Beto is missing one important thing, though: an actual reason to run.
O’Rourke would enter the race as a man without a clear political ideology, a signature legislative achievement, a major policy issue, or a concrete agenda for the country. Those in the know tell the Atlantic that Beto is planning to run as a candidate “offering hope that America can be better than its current partisan and hate-filled politics, and that the country can come together,” but that—brace yourself—he hasn’t yet “landed on how he’ll propose to actually make that happen.” That’s more of the same empty words Beto’s been offering in public since his loss to Cruz. “I don’t know where I am on a [political] spectrum, and I almost could care less,” he said at a recent stop in Wisconsin. “I just want to get to better things for this country.”...
...You don’t need to be a policy wonk to be president, but O’Rourke’s allergy to specifics is worsened by his refusal to give voters any real clue of his guiding ideology.
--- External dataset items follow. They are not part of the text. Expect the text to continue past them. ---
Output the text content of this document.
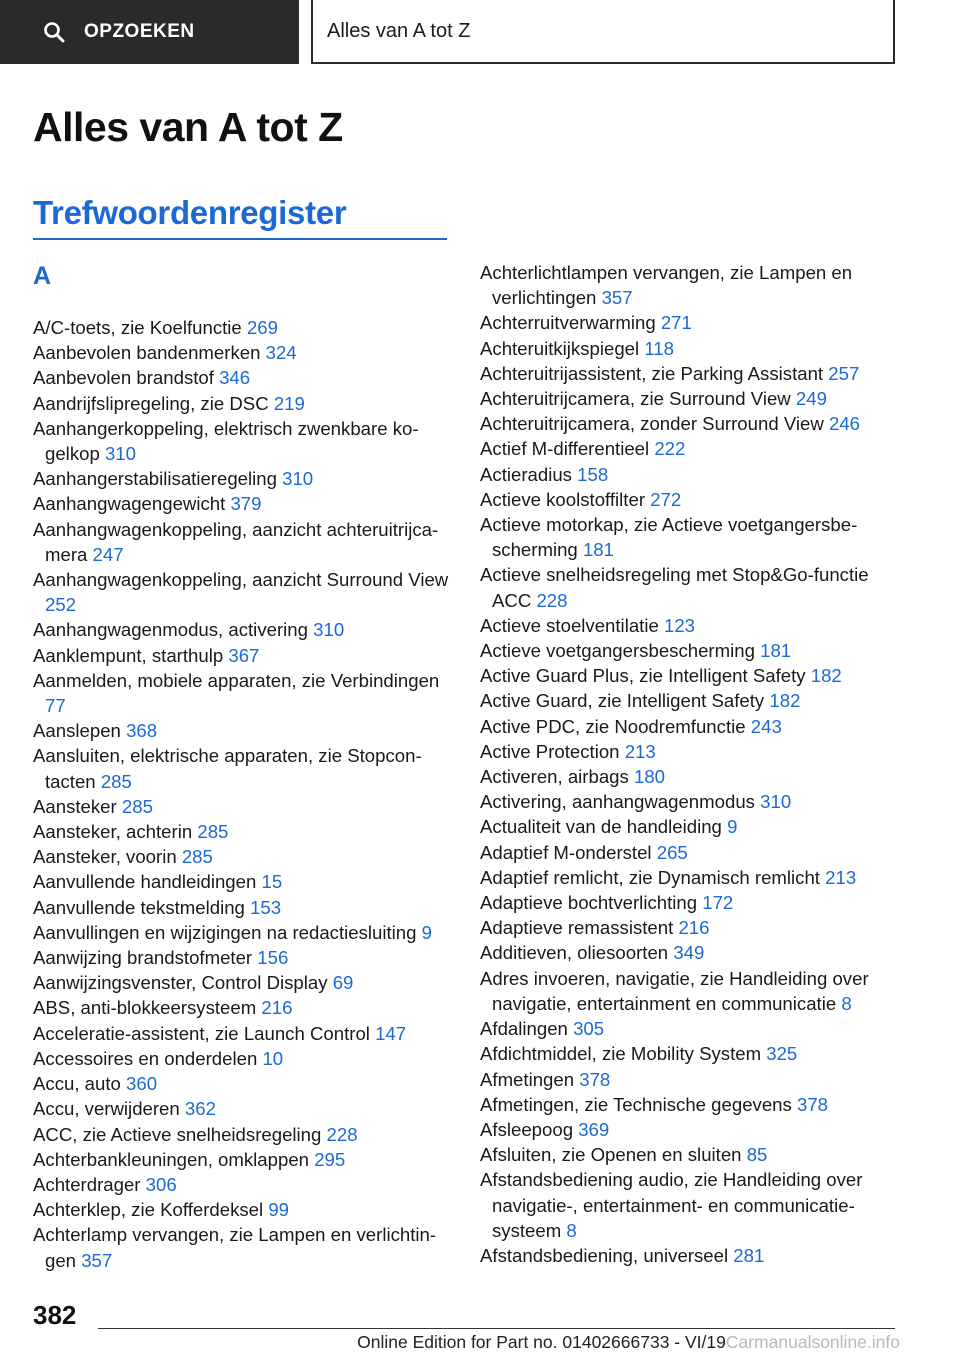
OPZOEKEN	Alles van A tot Z
Alles van A tot Z
Trefwoordenregister
A
A/C-toets, zie Koelfunctie 269
Aanbevolen bandenmerken 324
Aanbevolen brandstof 346
Aandrijfslipregeling, zie DSC 219
Aanhangerkoppeling, elektrisch zwenkbare kogelkop 310
Aanhangerstabilisatieregeling 310
Aanhangwagengewicht 379
Aanhangwagenkoppeling, aanzicht achteruitrijcamera 247
Aanhangwagenkoppeling, aanzicht Surround View 252
Aanhangwagenmodus, activering 310
Aanklempunt, starthulp 367
Aanmelden, mobiele apparaten, zie Verbindingen 77
Aanslepen 368
Aansluiten, elektrische apparaten, zie Stopcontacten 285
Aansteker 285
Aansteker, achterin 285
Aansteker, voorin 285
Aanvullende handleidingen 15
Aanvullende tekstmelding 153
Aanvullingen en wijzigingen na redactiesluiting 9
Aanwijzing brandstofmeter 156
Aanwijzingsvenster, Control Display 69
ABS, anti-blokkeersysteem 216
Acceleratie-assistent, zie Launch Control 147
Accessoires en onderdelen 10
Accu, auto 360
Accu, verwijderen 362
ACC, zie Actieve snelheidsregeling 228
Achterbankleuningen, omklappen 295
Achterdrager 306
Achterklep, zie Kofferdeksel 99
Achterlamp vervangen, zie Lampen en verlichtingen 357
Achterlichtlampen vervangen, zie Lampen en verlichtingen 357
Achterruitverwarming 271
Achteruitkijkspiegel 118
Achteruitrijassistent, zie Parking Assistant 257
Achteruitrijcamera, zie Surround View 249
Achteruitrijcamera, zonder Surround View 246
Actief M-differentieel 222
Actieradius 158
Actieve koolstoffilter 272
Actieve motorkap, zie Actieve voetgangersbescherming 181
Actieve snelheidsregeling met Stop&Go-functie ACC 228
Actieve stoelventilatie 123
Actieve voetgangersbescherming 181
Active Guard Plus, zie Intelligent Safety 182
Active Guard, zie Intelligent Safety 182
Active PDC, zie Noodremfunctie 243
Active Protection 213
Activeren, airbags 180
Activering, aanhangwagenmodus 310
Actualiteit van de handleiding 9
Adaptief M-onderstel 265
Adaptief remlicht, zie Dynamisch remlicht 213
Adaptieve bochtverlichting 172
Adaptieve remassistent 216
Additieven, oliesoorten 349
Adres invoeren, navigatie, zie Handleiding over navigatie, entertainment en communicatie 8
Afdalingen 305
Afdichtmiddel, zie Mobility System 325
Afmetingen 378
Afmetingen, zie Technische gegevens 378
Afsleepoog 369
Afsluiten, zie Openen en sluiten 85
Afstandsbediening audio, zie Handleiding over navigatie-, entertainment- en communicatiesysteem 8
Afstandsbediening, universeel 281
382
Online Edition for Part no. 01402666733 - VI/19Carmanualsonline.info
As he put it at his final congressional town hall last year, when asked whether he was a progressive: “I’m not big on labels. I don’t get all fired up about party or classifying or defining people based on a label or a group. I’m for everyone.” Labels like progressive and moderate have limited meaning—especially as White House hopefuls blur the lines between both—but they’re not devoid of meaning. If O’Rourke is not going to get specific, the least he can do is get general. Unless he does, he won’t add anything of value to the Democratic race other than platitudes, which are hardly in short supply.
There’s nothing special about O’Rourke’s dream to heal the partisan divide in this country when he can’t explain how he’ll do it. Because as exciting as his bid to take down Cruz was, it also showed the limits of bipartisanship for bipartisanship’s sake. Case in point: Last summer, Beto declared he was putting “country over party” when he declined to support the Democratic challenger to GOP Rep. Will Hurd, whom he had joined on a 2017 road trip from Texas to D.C. that doubled as a 1,600-mile ode to reaching across the aisle. Hurd went on to win re-election by less than 1,000 votes. Asked last weekend whether he’d back O’Rourke over Trump in a hypothetical 2020 general election, Hurd was clear: “My plan is to vote for the Republican nominee.”
Yeah, apparently, when all's said and done (you really have to read the entire article; the link's in the headline), Beto really is a vacuous, New Democrat(ic), big cup o' nuthin'. I'm sure he'll perform well in 2020.